Ipek Cem: You are very involved in the progress of your country on many fronts. What are some of your own aspirations for your country, and for women in you country in the coming years?


Yang Lan: Well, I have inspirations from all kinds of things...


Ipek Cem: Yes?


Yang Lan: Well, I think... I take deep pride in our national culture and history. I believe that for the decades to come, China will have a renaissance in its own arts, and culture. I take inspiration from my children who are eating MacDonald's and seeing the same animation movies as the American kids, but also I want them to remember their cultural roots, and I want them to appreciate their artistic backgrounds, and so on and so forth.

I also take inspirations from my past generations. For example, my grandma is 96 years old, and she has this pair of half sized feet, because when she was young, it was still in the tradition to bind girl's feet so that, you know they can be bound within the family... not going out to work.

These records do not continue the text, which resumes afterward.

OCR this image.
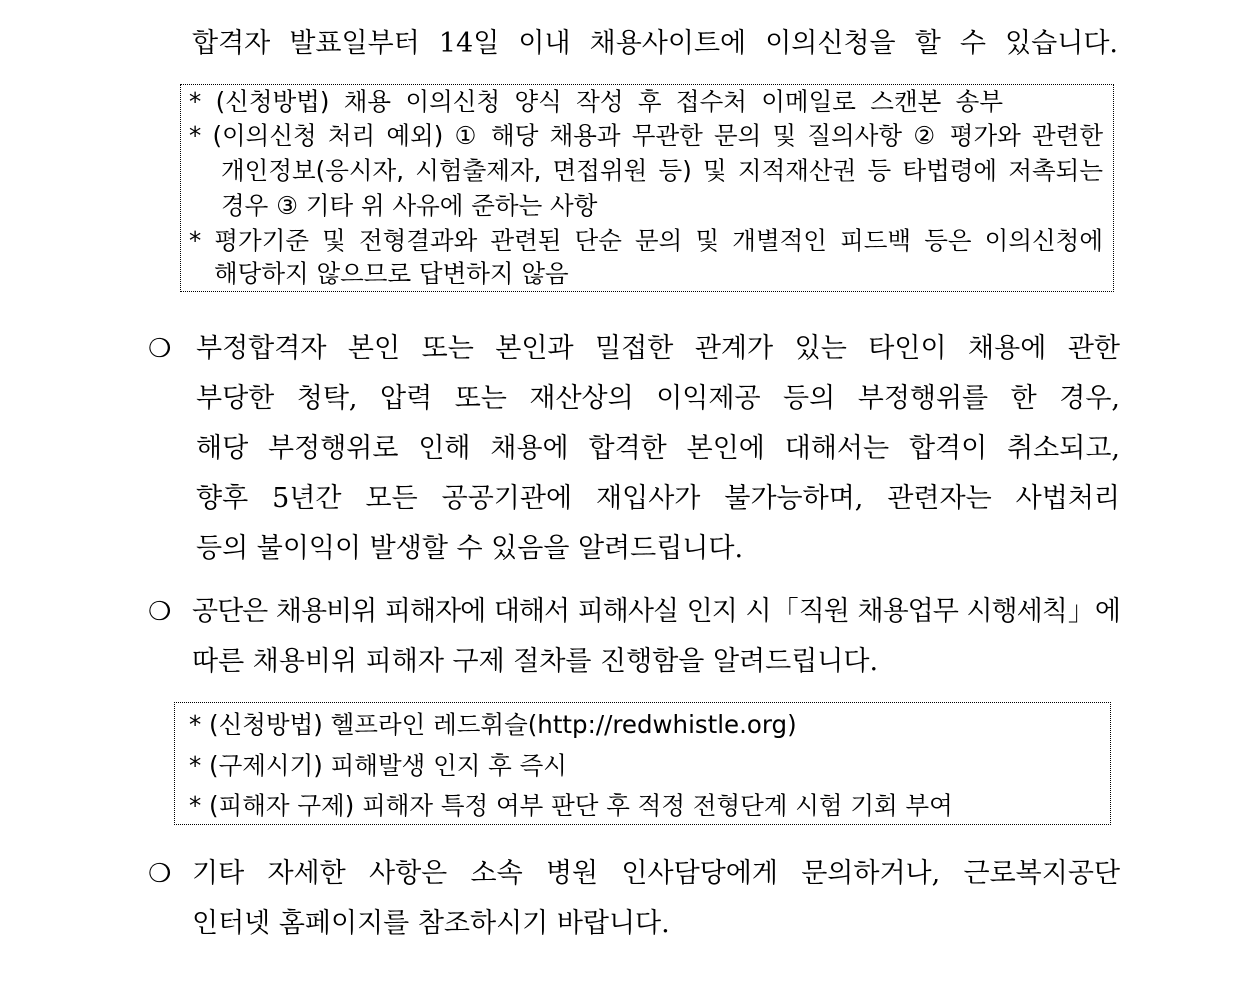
합격자 발표일부터 14일 이내 채용사이트에 이의신청을 할 수 있습니다.
* (신청방법) 채용 이의신청 양식 작성 후 접수처 이메일로 스캔본 송부
* (이의신청 처리 예외) ① 해당 채용과 무관한 문의 및 질의사항 ② 평가와 관련한
개인정보(응시자, 시험출제자, 면접위원 등) 및 지적재산권 등 타법령에 저촉되는
경우 ③ 기타 위 사유에 준하는 사항
* 평가기준 및 전형결과와 관련된 단순 문의 및 개별적인 피드백 등은 이의신청에
해당하지 않으므로 답변하지 않음
❍ 부정합격자 본인 또는 본인과 밀접한 관계가 있는 타인이 채용에 관한
부당한 청탁, 압력 또는 재산상의 이익제공 등의 부정행위를 한 경우,
해당 부정행위로 인해 채용에 합격한 본인에 대해서는 합격이 취소되고,
향후 5년간 모든 공공기관에 재입사가 불가능하며, 관련자는 사법처리
등의 불이익이 발생할 수 있음을 알려드립니다.
❍ 공단은 채용비위 피해자에 대해서 피해사실 인지 시「직원 채용업무 시행세칙」에
따른 채용비위 피해자 구제 절차를 진행함을 알려드립니다.
* (신청방법) 헬프라인 레드휘슬(http://redwhistle.org)
* (구제시기) 피해발생 인지 후 즉시
* (피해자 구제) 피해자 특정 여부 판단 후 적정 전형단계 시험 기회 부여
❍ 기타 자세한 사항은 소속 병원 인사담당에게 문의하거나, 근로복지공단
인터넷 홈페이지를 참조하시기 바랍니다.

But, my grandmother was brave enough to unbound her feet, and so that she could travel to the city of Shanghai, and to start a little family stall with my grandfather. So I take great pride in her life story, and also take pride and inspiration from my mother's story, who was the first college graduate in her family.... You know, quite rare opportunity for a girl in a big family, and also she has been a very fulfilled engineer for her career. So I take inspirations from people around me.


Ipek Cem: On that note, I want to thank you very much for this candid interview.


Yang Lan: Thank you very much for inviting me on the show. Thank you.


This transcript was typed from a transcription unit recording and not copied from an original script. Because of the possibility of mis-hearing and the difficulty, in some cases, of identifying individual speakers, NTV networks and Ipek Cem cannot vouch for its accuracy.